A few months ago I went to collect a friend from hospital. Arriving early, I entered the waiting room and noticed in-house magazines stacked by the door. I picked one up, grabbed a coffee and took a seat.
The magazine read like a very long press release, blabbering on about patient-centric care and employee awards. I was quickly bored, so I read from my phone instead. The magazine failed in its purpose.
Effective content marketing holds people’s attention. It gives you a distinctive brand, loyal fans and increased sales. You don’t need a big budget to succeed, which is why good content marketing is the single best way to beat bigger competitors online.
Content marketing used to be about customer magazines and mailed newsletters. Now it covers blogs, email newsletters, eBooks, white papers, articles, videos and more. In this article, you will learn about content marketing techniques that you can apply to your business.
Your content should be persuasive. Pay close attention to how you speak and what you say.
Use Simple Language
Take the question below on Yahoo! Answers. To “sound intelligent,” this person would like to know “big words that replace everyday small words.”
Many people make this mistake. They use language that is unnecessarily complicated, usually to show off or to sound corporate and professional.
“Short words are best and the old words when short are best of all,” said Winston Churchill. So, don’t talk about “taking a holistic view of a company’s marketing strategy to deliver strategic insights, precise analysis and out-of-the-box thinking.”
Prefer “make” to “manufacture,” and “use” to “utilize.” While “quantitative easing” offers precision to economists, your personal finance audience would prefer “print money.”
Lauren Keating has studied the effect of scientific language on the persuasiveness of copy. She found that most people respond best to advertisements that contain no scientific language. People found them more readable and persuasive, and they felt more willing to buy the product. Lauren’s conclusion was clear: copy needs to be plain and simple.
Interesting people have opinions, and interesting brands are the same. Look at the amazing work of new search engine DuckDuckGo. It has positioned itself as the antithesis of Google, launching websites that criticize how the search giant tracks you and puts you in a bubble. The strategy is paying off: DuckDuckGo is seeing explosive growth.
DuckDuckGo is an alternative search engine that breaks you out of your Filter Bubble.
While this strategy is perfect for defeating a big incumbent, you don’t have to be openly hostile to your competitors. You can say what you think without mentioning their names.
Bear in mind that people are ideologically motivated. Brendan Nyhan and Jason Reifler’s study, “When Corrections Fail”, describes the “backfire effect” of trying to correct people’s deeply held beliefs. The authors found that contradicting people’s misconceptions actually strengthened those opinions. If people see you as an ideological ally (like a political party), they are more likely to agree with you on other issues — even ideologically inconsistent or non-ideological ones. You can use your opinions to attract people to your company: converting the agnostic or validating the views of allies.
As a small-scale brewer, for example, you might have a strong opinion on ale, believing in craft over mass production. You might think the market is dominated by big businesses that sacrifice quality for quantity. In this situation, you could use content marketing to talk about the best way to make beer.
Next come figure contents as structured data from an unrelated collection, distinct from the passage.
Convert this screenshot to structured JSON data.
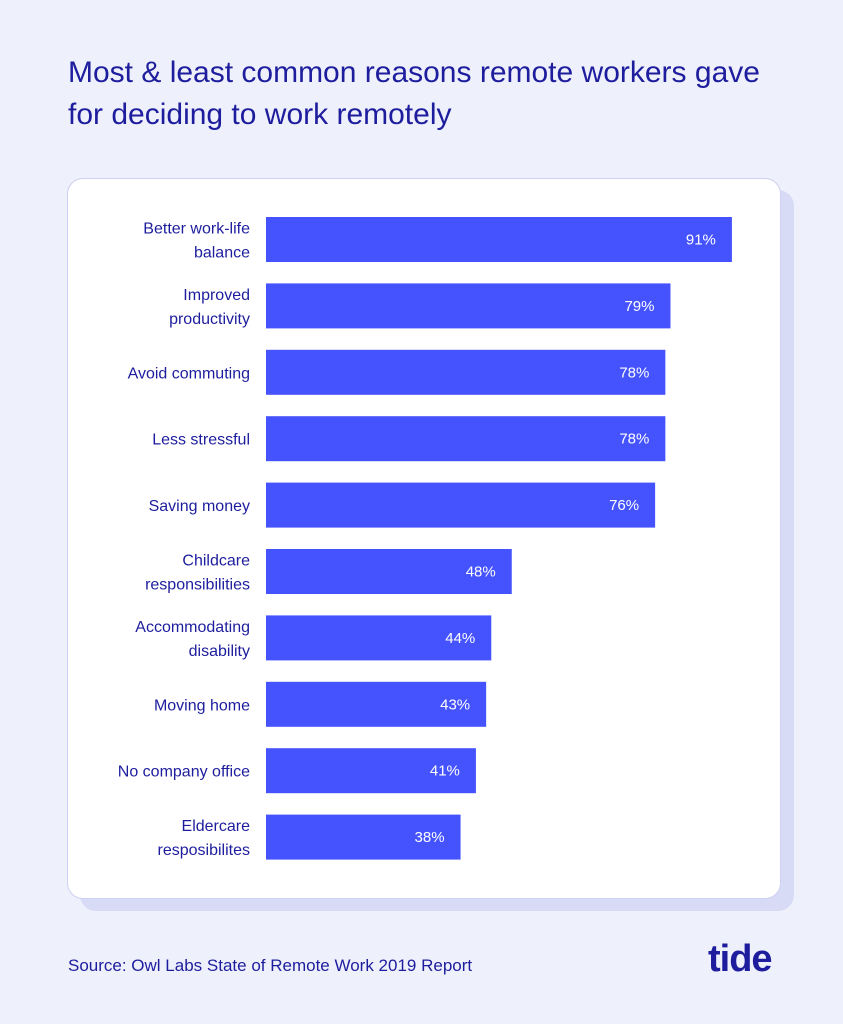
{
  "header": {
    "title": "Most & least common reasons remote workers gave for deciding to work remotely"
  },
  "chart_data": {
    "type": "bar",
    "orientation": "horizontal",
    "categories": [
      [
        "Better work-life",
        "balance"
      ],
      [
        "Improved",
        "productivity"
      ],
      [
        "Avoid commuting"
      ],
      [
        "Less stressful"
      ],
      [
        "Saving money"
      ],
      [
        "Childcare",
        "responsibilities"
      ],
      [
        "Accommodating",
        "disability"
      ],
      [
        "Moving home"
      ],
      [
        "No company office"
      ],
      [
        "Eldercare",
        "resposibilites"
      ]
    ],
    "values": [
      91,
      79,
      78,
      78,
      76,
      48,
      44,
      43,
      41,
      38
    ],
    "value_labels": [
      "91%",
      "79%",
      "78%",
      "78%",
      "76%",
      "48%",
      "44%",
      "43%",
      "41%",
      "38%"
    ],
    "xlim": [
      0,
      100
    ],
    "grid": false,
    "bar_color": "#4553ff",
    "label_color": "#1d1d9e",
    "value_label_color": "#ffffff"
  },
  "footer": {
    "source": "Source: Owl Labs State of Remote Work 2019 Report",
    "logo_text": "tide"
  },
  "colors": {
    "background": "#eef0fb",
    "card": "#ffffff",
    "accent": "#1d1d9e",
    "bar": "#4553ff"
  }
}
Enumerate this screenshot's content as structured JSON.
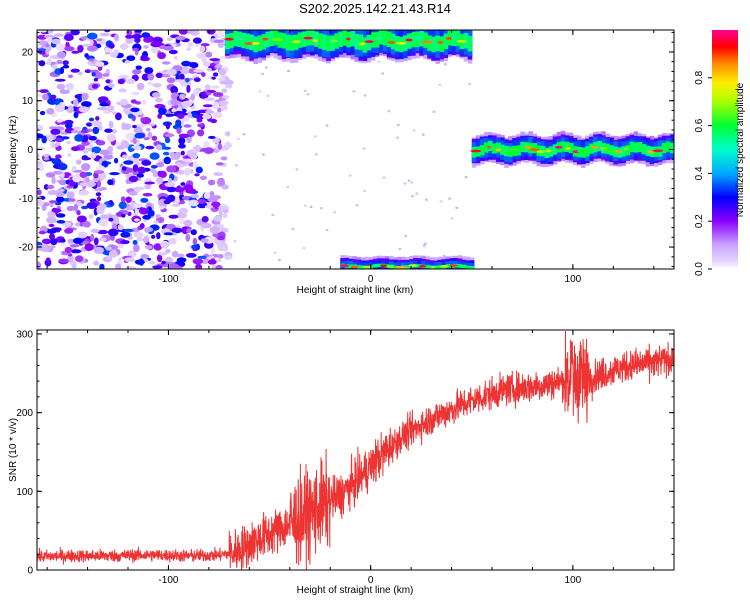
{
  "title": "S202.2025.142.21.43.R14",
  "chart_data": [
    {
      "type": "heatmap",
      "xlabel": "Height of straight line (km)",
      "ylabel": "Frequency (Hz)",
      "xlim": [
        -165,
        150
      ],
      "ylim": [
        -24.5,
        24.5
      ],
      "xticks": [
        -100,
        0,
        100
      ],
      "yticks": [
        -20,
        -10,
        0,
        10,
        20
      ],
      "colorbar": {
        "label": "Normalized spectral amplitude",
        "range": [
          0,
          1
        ],
        "ticks": [
          "0.0",
          "0.2",
          "0.4",
          "0.6",
          "0.8"
        ],
        "colormap": [
          "#ffffff",
          "#e6d5ff",
          "#8b00ff",
          "#0000ff",
          "#00ccff",
          "#00ff66",
          "#ccff00",
          "#ffcc00",
          "#ff4400",
          "#ff0000",
          "#ff0099"
        ]
      },
      "regions": [
        {
          "name": "broadband noise",
          "x": [
            -165,
            -70
          ],
          "y": [
            -24.5,
            24.5
          ],
          "amplitude": [
            0.0,
            0.35
          ]
        },
        {
          "name": "aliased line upper",
          "x": [
            -72,
            50
          ],
          "y": [
            20,
            24.5
          ],
          "amplitude": [
            0.5,
            1.0
          ]
        },
        {
          "name": "aliased line lower",
          "x": [
            -15,
            50
          ],
          "y": [
            -24.5,
            -23.5
          ],
          "amplitude": [
            0.5,
            1.0
          ]
        },
        {
          "name": "zero-frequency line",
          "x": [
            50,
            150
          ],
          "y": [
            -1.5,
            1.5
          ],
          "amplitude": [
            0.6,
            1.0
          ]
        }
      ]
    },
    {
      "type": "line",
      "xlabel": "Height of straight line (km)",
      "ylabel": "SNR (10 * v/v)",
      "xlim": [
        -165,
        150
      ],
      "ylim": [
        0,
        305
      ],
      "xticks": [
        -100,
        0,
        100
      ],
      "yticks": [
        0,
        100,
        200,
        300
      ],
      "color": "#ee3333",
      "series": [
        {
          "x": [
            -165,
            -150,
            -130,
            -110,
            -90,
            -75,
            -68,
            -62,
            -55,
            -45,
            -35,
            -25,
            -15,
            -5,
            5,
            15,
            25,
            35,
            45,
            55,
            65,
            75,
            85,
            95,
            100,
            105,
            115,
            125,
            135,
            150
          ],
          "y": [
            17,
            18,
            18,
            19,
            18,
            19,
            22,
            30,
            40,
            52,
            65,
            80,
            95,
            118,
            145,
            168,
            185,
            198,
            210,
            220,
            228,
            232,
            235,
            240,
            245,
            240,
            250,
            258,
            262,
            268
          ]
        }
      ]
    }
  ]
}
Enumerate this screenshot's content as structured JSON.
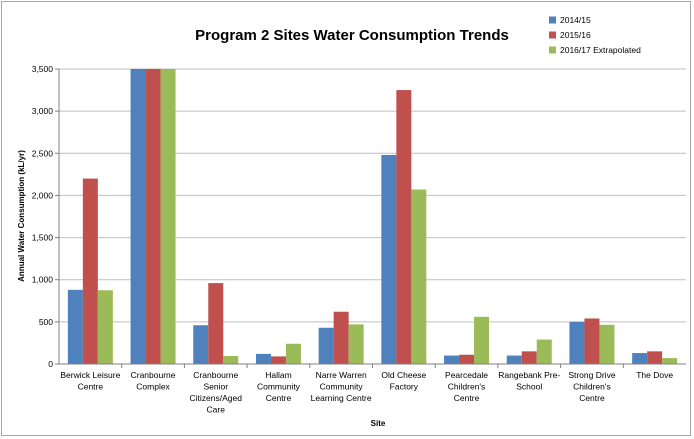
{
  "chart_data": {
    "type": "bar",
    "title": "Program 2 Sites Water Consumption Trends",
    "xlabel": "Site",
    "ylabel": "Annual Water Consumption  (kL/yr)",
    "ylim": [
      0,
      3500
    ],
    "yticks": [
      0,
      500,
      1000,
      1500,
      2000,
      2500,
      3000,
      3500
    ],
    "ytick_labels": [
      "0",
      "500",
      "1,000",
      "1,500",
      "2,000",
      "2,500",
      "3,000",
      "3,500"
    ],
    "grid": true,
    "legend_position": "top-right",
    "categories": [
      [
        "Berwick Leisure",
        "Centre"
      ],
      [
        "Cranbourne",
        "Complex"
      ],
      [
        "Cranbourne",
        "Senior",
        "Citizens/Aged",
        "Care"
      ],
      [
        "Hallam",
        "Community",
        "Centre"
      ],
      [
        "Narre Warren",
        "Community",
        "Learning Centre"
      ],
      [
        "Old Cheese",
        "Factory"
      ],
      [
        "Pearcedale",
        "Children's",
        "Centre"
      ],
      [
        "Rangebank Pre-",
        "School"
      ],
      [
        "Strong Drive",
        "Children's",
        "Centre"
      ],
      [
        "The Dove"
      ]
    ],
    "series": [
      {
        "name": "2014/15",
        "color": "#4f81bd",
        "values": [
          880,
          3500,
          460,
          120,
          430,
          2480,
          100,
          100,
          500,
          130
        ]
      },
      {
        "name": "2015/16",
        "color": "#c0504d",
        "values": [
          2200,
          3500,
          960,
          90,
          620,
          3250,
          110,
          150,
          540,
          150
        ]
      },
      {
        "name": "2016/17 Extrapolated",
        "color": "#9bbb59",
        "values": [
          875,
          3500,
          95,
          240,
          470,
          2070,
          560,
          290,
          465,
          70
        ]
      }
    ]
  }
}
By stressing how seriously you take the development of your product, you communicate your opinion to those who share it without directly criticizing your competitors.
Think politically: consider the popularity of your views and whether they will attract media coverage. Ideally, your opinions should be bold and popular.
Sell the Benefits
In the same way that you sell your products and services, tell your audience the benefits of your content. This technique is essential if your audience doesn’t know what it wants.
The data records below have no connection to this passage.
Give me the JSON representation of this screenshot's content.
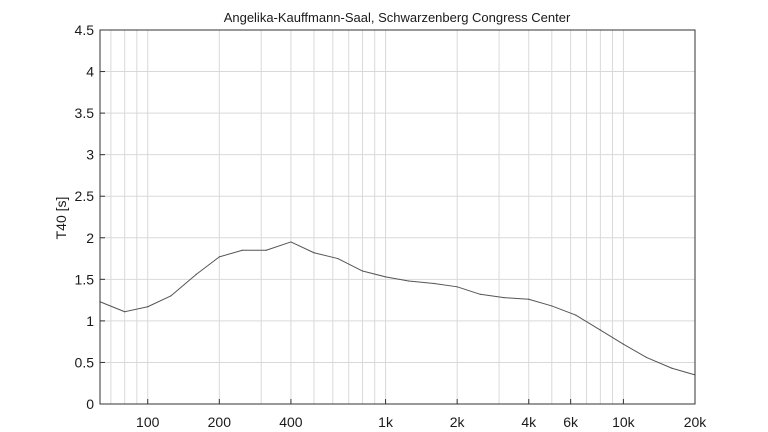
{
  "chart_data": {
    "type": "line",
    "title": "Angelika-Kauffmann-Saal, Schwarzenberg Congress Center",
    "xlabel": "",
    "ylabel": "T40 [s]",
    "x_scale": "log",
    "xlim": [
      63,
      20000
    ],
    "ylim": [
      0,
      4.5
    ],
    "grid": true,
    "x_ticks": [
      {
        "value": 100,
        "label": "100"
      },
      {
        "value": 200,
        "label": "200"
      },
      {
        "value": 400,
        "label": "400"
      },
      {
        "value": 1000,
        "label": "1k"
      },
      {
        "value": 2000,
        "label": "2k"
      },
      {
        "value": 4000,
        "label": "4k"
      },
      {
        "value": 6000,
        "label": "6k"
      },
      {
        "value": 10000,
        "label": "10k"
      },
      {
        "value": 20000,
        "label": "20k"
      }
    ],
    "y_ticks": [
      {
        "value": 0,
        "label": "0"
      },
      {
        "value": 0.5,
        "label": "0.5"
      },
      {
        "value": 1,
        "label": "1"
      },
      {
        "value": 1.5,
        "label": "1.5"
      },
      {
        "value": 2,
        "label": "2"
      },
      {
        "value": 2.5,
        "label": "2.5"
      },
      {
        "value": 3,
        "label": "3"
      },
      {
        "value": 3.5,
        "label": "3.5"
      },
      {
        "value": 4,
        "label": "4"
      },
      {
        "value": 4.5,
        "label": "4.5"
      }
    ],
    "series": [
      {
        "color": "#555555",
        "x": [
          63,
          80,
          100,
          125,
          160,
          200,
          250,
          315,
          400,
          500,
          630,
          800,
          1000,
          1250,
          1600,
          2000,
          2500,
          3150,
          4000,
          5000,
          6300,
          8000,
          10000,
          12500,
          16000,
          20000
        ],
        "y": [
          1.23,
          1.11,
          1.17,
          1.3,
          1.56,
          1.77,
          1.85,
          1.85,
          1.95,
          1.82,
          1.75,
          1.6,
          1.53,
          1.48,
          1.45,
          1.41,
          1.32,
          1.28,
          1.26,
          1.18,
          1.07,
          0.89,
          0.72,
          0.56,
          0.43,
          0.35
        ]
      }
    ]
  },
  "style": {
    "axis_color": "#333333",
    "grid_color": "#d9d9d9"
  }
}
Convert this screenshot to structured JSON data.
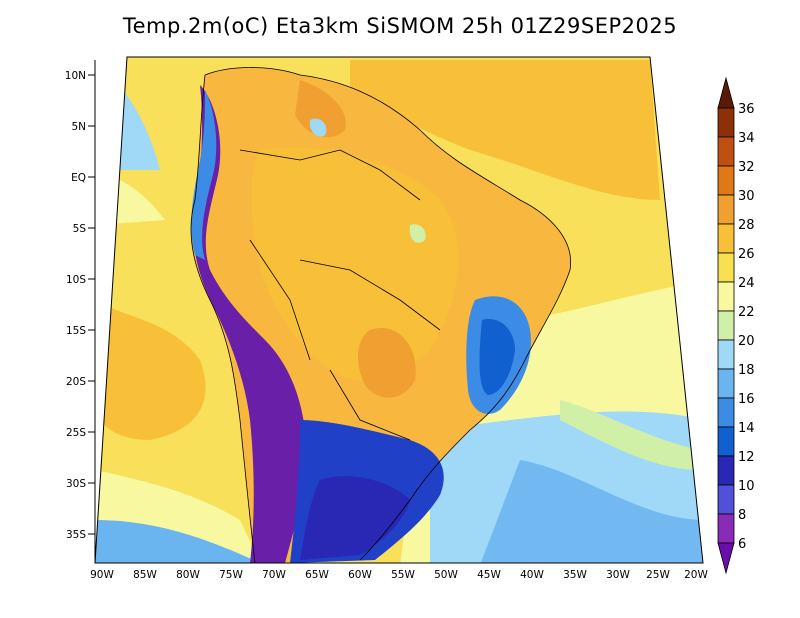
{
  "title": "Temp.2m(oC) Eta3km SiSMOM 25h 01Z29SEP2025",
  "lat_labels": [
    "10N",
    "5N",
    "EQ",
    "5S",
    "10S",
    "15S",
    "20S",
    "25S",
    "30S",
    "35S"
  ],
  "lon_labels": [
    "90W",
    "85W",
    "80W",
    "75W",
    "70W",
    "65W",
    "60W",
    "55W",
    "50W",
    "45W",
    "40W",
    "35W",
    "30W",
    "25W",
    "20W"
  ],
  "colorbar": {
    "labels": [
      "6",
      "8",
      "10",
      "12",
      "14",
      "16",
      "18",
      "20",
      "22",
      "24",
      "26",
      "28",
      "30",
      "32",
      "34",
      "36"
    ],
    "colors": [
      "#6a0dad",
      "#8a2bb8",
      "#5050d8",
      "#2828b4",
      "#1060d0",
      "#3c8ce6",
      "#6ab4f0",
      "#a0d8f8",
      "#d0f0a8",
      "#f8f8a0",
      "#f8e050",
      "#f8c038",
      "#f0a030",
      "#e07818",
      "#c05010",
      "#8c3008",
      "#5a1a04"
    ]
  },
  "legend_colors": {
    "ocean_warm": "#f8e060",
    "ocean_cool": "#f8f8a0",
    "land_hot": "#f8b840",
    "andes_cold": "#6a1fa8",
    "south_cold": "#2040c8"
  }
}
PaperlessPipeline is a transaction management and document storage app for real estate brokers. Its founder, Dane Maxwell, had a creative idea to sell his product. The biggest problem for real estate brokers is recruiting. So, Dane invited them to a webinar titled “Recruiting Secrets of the 200-Plus Agent Office in Tennessee.” Brokers didn’t even know they needed to manage transactions, so he didn’t mention it in the invitation.
In the webinar, he introduced PaperlessPipeline and explained how it enables brokers to recruit more agents. The webinar attracted 120 guests, and “16 ended up buying at the end,” said Dane in an interview with Mixergy.
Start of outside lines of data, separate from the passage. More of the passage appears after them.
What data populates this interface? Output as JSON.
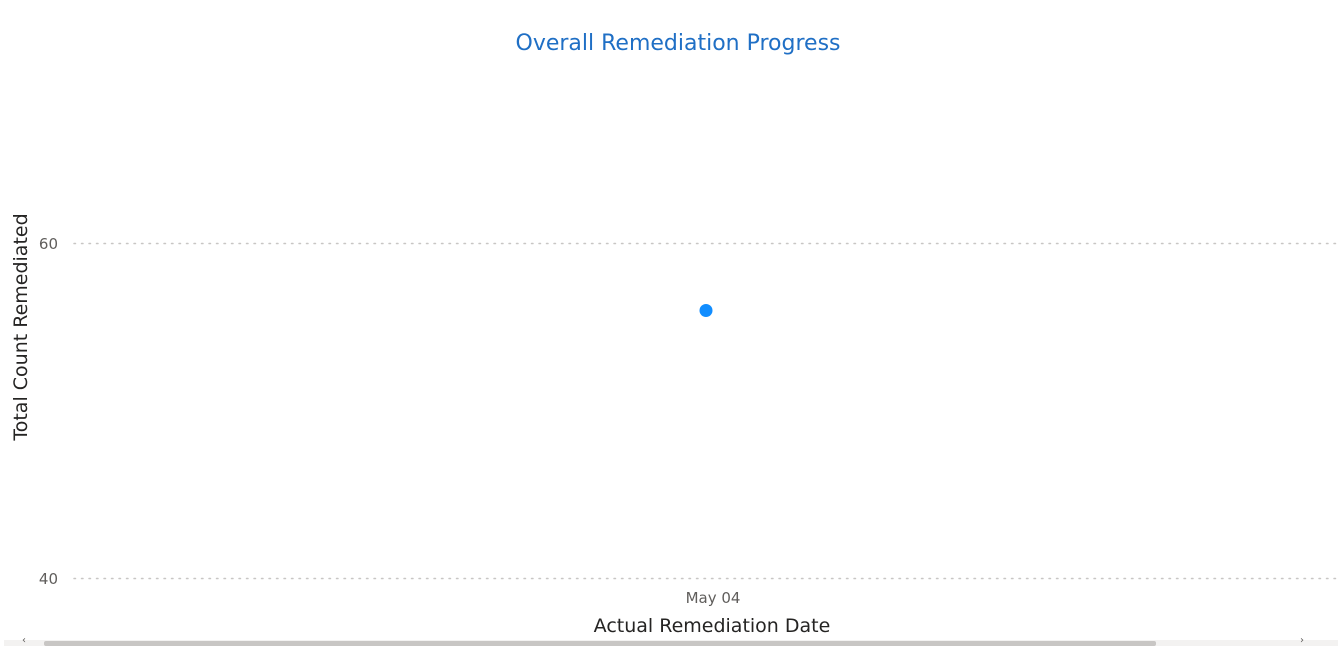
{
  "chart_data": {
    "type": "scatter",
    "title": "Overall Remediation Progress",
    "xlabel": "Actual Remediation Date",
    "ylabel": "Total Count Remediated",
    "x_categories": [
      "May 04"
    ],
    "series": [
      {
        "points": [
          {
            "x": "May 04",
            "y": 56
          }
        ]
      }
    ],
    "y_ticks": [
      60,
      40
    ],
    "ylim": [
      40,
      60
    ],
    "grid": true,
    "point_color": "#118dff",
    "title_color": "#1f6fc5"
  },
  "scrollbar": {
    "left_arrow": "‹",
    "right_arrow": "›"
  }
}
Imagine you run a company that develops technology for mobile phones, and you want to promote a new femtocell that boosts mobile reception in public spaces and rural areas. This technology could be valuable to people who want to improve mobile reception, but those people might not have heard of it.
So, instead of promoting the technology directly, offer content that focuses on the benefits. By using benefit-focused copy, you immediately tell the reader what’s in it for them.